Senator Browne: I was  prepared if I was called upon
News
January 28, 2014

Senator Browne: I was prepared if I was called upon

New Government Senator Luke Browne is not too perturbed about missing the opportunity for his maiden budget contribution last week despite making extensive preparation.{{more}}

“What I would say is that I was prepared if I was called upon to present,” Browne said on radio Sunday.

“It wasn’t in my place first of all to present so early on if I were to give a presentation,” he added in response to the question why, like the other parliamentarians, he didnt take up the invitation to speak.
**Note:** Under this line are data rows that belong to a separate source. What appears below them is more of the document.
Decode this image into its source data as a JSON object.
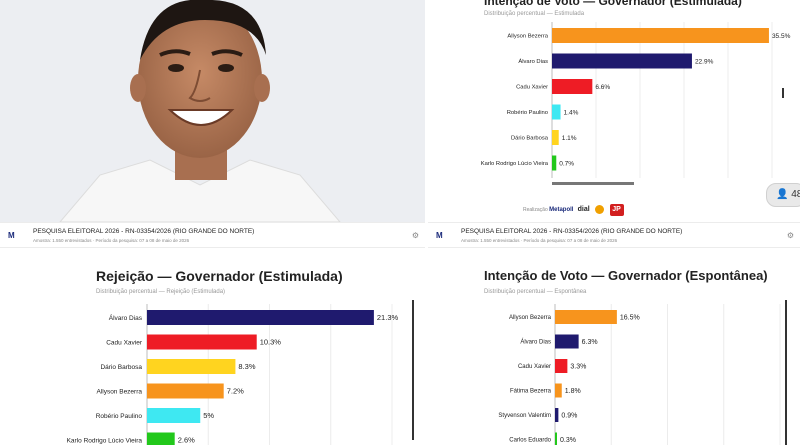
{
  "colors": {
    "orange": "#f7941d",
    "navy": "#1f1a6e",
    "red": "#ee1c25",
    "cyan": "#3ee8f2",
    "yellow": "#ffd41f",
    "green": "#22c81b",
    "grid": "#ececec",
    "axis": "#333333"
  },
  "strips": {
    "left": {
      "logo": "M",
      "title": "PESQUISA ELEITORAL 2026 - RN-03354/2026 (RIO GRANDE DO NORTE)",
      "sub": "Amostra: 1.550 entrevistados · Período da pesquisa: 07 a 08 de maio de 2026",
      "gear": "⚙"
    },
    "right": {
      "logo": "M",
      "title": "PESQUISA ELEITORAL 2026 - RN-03354/2026 (RIO GRANDE DO NORTE)",
      "sub": "Amostra: 1.550 entrevistados · Período da pesquisa: 07 a 08 de maio de 2026",
      "gear": "⚙"
    }
  },
  "badge": {
    "count": "48",
    "icon": "person-icon"
  },
  "footer": {
    "brand": "Metapoll",
    "brand2": "Realização",
    "mid": "dial",
    "jp": "JP"
  },
  "chart_data": [
    {
      "type": "bar",
      "orientation": "horizontal",
      "title": "Intenção de Voto — Governador (Estimulada)",
      "subtitle": "Distribuição percentual — Estimulada",
      "categories": [
        "Allyson Bezerra",
        "Álvaro Dias",
        "Cadu Xavier",
        "Robério Paulino",
        "Dário Barbosa",
        "Karlo Rodrigo Lúcio Vieira"
      ],
      "values": [
        35.5,
        22.9,
        6.6,
        1.4,
        1.1,
        0.7
      ],
      "labels": [
        "35.5%",
        "22.9%",
        "6.6%",
        "1.4%",
        "1.1%",
        "0.7%"
      ],
      "colors": [
        "#f7941d",
        "#1f1a6e",
        "#ee1c25",
        "#3ee8f2",
        "#ffd41f",
        "#22c81b"
      ],
      "xlim": [
        0,
        36
      ]
    },
    {
      "type": "bar",
      "orientation": "horizontal",
      "title": "Rejeição — Governador (Estimulada)",
      "subtitle": "Distribuição percentual — Rejeição (Estimulada)",
      "categories": [
        "Álvaro Dias",
        "Cadu Xavier",
        "Dário Barbosa",
        "Allyson Bezerra",
        "Robério Paulino",
        "Karlo Rodrigo Lúcio Vieira"
      ],
      "values": [
        21.3,
        10.3,
        8.3,
        7.2,
        5,
        2.6
      ],
      "labels": [
        "21.3%",
        "10.3%",
        "8.3%",
        "7.2%",
        "5%",
        "2.6%"
      ],
      "colors": [
        "#1f1a6e",
        "#ee1c25",
        "#ffd41f",
        "#f7941d",
        "#3ee8f2",
        "#22c81b"
      ],
      "xlim": [
        0,
        23
      ]
    },
    {
      "type": "bar",
      "orientation": "horizontal",
      "title": "Intenção de Voto — Governador (Espontânea)",
      "subtitle": "Distribuição percentual — Espontânea",
      "categories": [
        "Allyson Bezerra",
        "Álvaro Dias",
        "Cadu Xavier",
        "Fátima Bezerra",
        "Styvenson Valentim",
        "Carlos Eduardo"
      ],
      "values": [
        16.5,
        6.3,
        3.3,
        1.8,
        0.9,
        0.3
      ],
      "labels": [
        "16.5%",
        "6.3%",
        "3.3%",
        "1.8%",
        "0.9%",
        "0.3%"
      ],
      "colors": [
        "#f7941d",
        "#1f1a6e",
        "#ee1c25",
        "#f7941d",
        "#1f1a6e",
        "#22c81b"
      ],
      "xlim": [
        0,
        60
      ]
    }
  ]
}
“In that case I thought it would be important to defer to my seniors. It’s my first sitting in a budgetary exercise. You obviously went to learn. Learn about how things unfold in that sort of setting. And ultimately I deferred to the judgment of the Prime Minister in those circumstances,” said Bowne, who is also Parliamentary Secretary in the Ministry of Tourism, Sports and Culture.

Prime Minister Gonsalves wrapped up the budget debate early Tuesday on the invitation of House Speaker Hendrick Alexander, after no Parliamentarian responded to calls for further debate following the presentation by Leader of the Opposition Arnhim Eustace.

Several political commentators believe the two sides were seeking to outmanoeuvre each other to dominate the latter stages of the debate.

The truncated debate meant Browne and fellow Government Senators Jomo Thomas and Camillo Gonsalves – the Foreign Minister, missed making their first budget contributions following their appointment to the House in September last year.

Asked what would he have done if he was sitting on the opposition benches, Browne said he would have spoken “because the onus is with the opposition to challenge the government.”

“The government is sitting in office. The Ministers would have every opportunity to present their ideas and to promote their views. But they (the opposition) are the ones who basically want to topple the system.”

Opposition parliamentarians, who walked out of Parliament ahead of the Prime Minister’s wrap up, argue that they needed to hear the Minister’s plans and programmes to have something on which to focus their rebuttal.